Background: Evidence suggests that regular eating patterns (i.e., consistent day-to-day frequency and timing of consumption) may be favorable with respect to weight status, and breakfast may be a particularly important meal for weight maintenance. We examined the relationship between regular breakfast consumption habits and weight status among women.
Materials and methods: Modified Poisson regression models examined day-to-day regularity in breakfast consumption among 46,037 women in the prospective Sister Study cohort in relation to weight status. Cross-sectional outcomes included overweight (body mass index (BMI) ≥ 25.0 kg/m2) and obesity (BMI ≥ 30.0 kg/m2); waist circumference (WC) ≥ 88 cm; and waist-to-hip ratio (WHR) ≥ 0.85. Self-reported weight 5 years post-baseline was used to calculate 5 kg weight gain and incident overweight and obesity using BMI.

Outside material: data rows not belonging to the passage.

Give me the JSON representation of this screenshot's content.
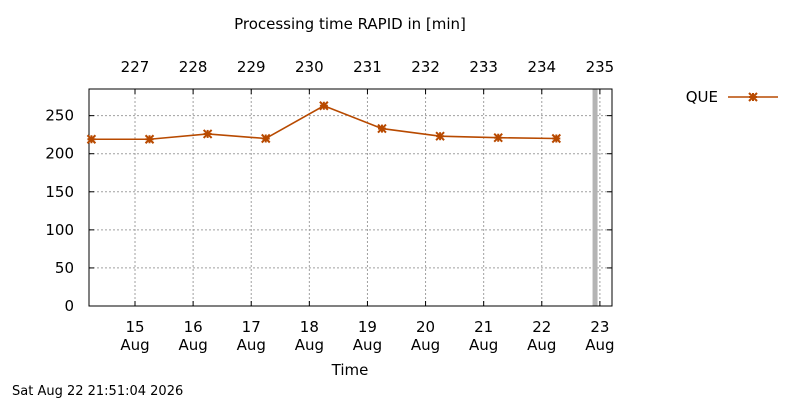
{
  "chart_data": {
    "type": "line",
    "title": "Processing time RAPID in [min]",
    "xlabel": "Time",
    "ylabel": "",
    "ylim": [
      0,
      285
    ],
    "y_ticks": [
      0,
      50,
      100,
      150,
      200,
      250
    ],
    "x_ticks_bottom": [
      {
        "day": "15",
        "month": "Aug",
        "at": "2026-08-15"
      },
      {
        "day": "16",
        "month": "Aug",
        "at": "2026-08-16"
      },
      {
        "day": "17",
        "month": "Aug",
        "at": "2026-08-17"
      },
      {
        "day": "18",
        "month": "Aug",
        "at": "2026-08-18"
      },
      {
        "day": "19",
        "month": "Aug",
        "at": "2026-08-19"
      },
      {
        "day": "20",
        "month": "Aug",
        "at": "2026-08-20"
      },
      {
        "day": "21",
        "month": "Aug",
        "at": "2026-08-21"
      },
      {
        "day": "22",
        "month": "Aug",
        "at": "2026-08-22"
      },
      {
        "day": "23",
        "month": "Aug",
        "at": "2026-08-23"
      }
    ],
    "x_ticks_top": [
      {
        "label": "227",
        "at": "2026-08-15"
      },
      {
        "label": "228",
        "at": "2026-08-16"
      },
      {
        "label": "229",
        "at": "2026-08-17"
      },
      {
        "label": "230",
        "at": "2026-08-18"
      },
      {
        "label": "231",
        "at": "2026-08-19"
      },
      {
        "label": "232",
        "at": "2026-08-20"
      },
      {
        "label": "233",
        "at": "2026-08-21"
      },
      {
        "label": "234",
        "at": "2026-08-22"
      },
      {
        "label": "235",
        "at": "2026-08-23"
      }
    ],
    "x_range": [
      "2026-08-14 05:00",
      "2026-08-23 05:00"
    ],
    "now_marker": "2026-08-22 22:00",
    "grid": true,
    "legend_position": "top-right",
    "series": [
      {
        "name": "QUE",
        "color": "#b84a00",
        "marker": "star",
        "x": [
          "2026-08-14 06:00",
          "2026-08-15 06:00",
          "2026-08-16 06:00",
          "2026-08-17 06:00",
          "2026-08-18 06:00",
          "2026-08-19 06:00",
          "2026-08-20 06:00",
          "2026-08-21 06:00",
          "2026-08-22 06:00"
        ],
        "values": [
          219,
          219,
          226,
          220,
          263,
          233,
          223,
          221,
          220
        ]
      }
    ]
  },
  "footer": {
    "timestamp": "Sat Aug 22 21:51:04 2026"
  },
  "colors": {
    "grid": "#a0a0a0",
    "now_marker": "#b4b4b4"
  }
}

Results: Compared to women who reported eating breakfast 3 to 4 days/week (irregular breakfast eaters), women who ate breakfast 7 days/week were between 11% to 17% less likely to be obese as measured by WHR (prevalence ratio (PR): 0.89; 95%CI: 0.85, 0.94), WC (PR: 0.85; 95%CI: 0.82, 0.88), and BMI (PR: 0.83; 95%CI: 0.79, 0.87) after multivariable adjustment. Women who never ate breakfast were between 11% to 22% less likely to be obese as measured by WHR (PR: 0.89; 95%CI: 0.83, 0.96), WC (PR: 0.82; 95%CI: 0.78, 0.87), and BMI (PR: 0.78; 95%CI: 0.72, 0.84) compared to irregular breakfast eaters. Prospective analyses showed a 21% and 28% lower risk of 5-year incident obesity among participants who always (relative risk (RR): 0.79; 95%CI: 0.70, 0.90) or never (RR: 0.72; 95%CI: 0.59, 0.87) ate breakfast, respectively, compared to those who ate breakfast 3 to 4 days/week. No association was observed for incident 5 kg weight gain.
Conclusions: Results suggest that a regular breakfast consumption habit, comprising eating breakfast every day or never, may be important for maintaining a healthy weight.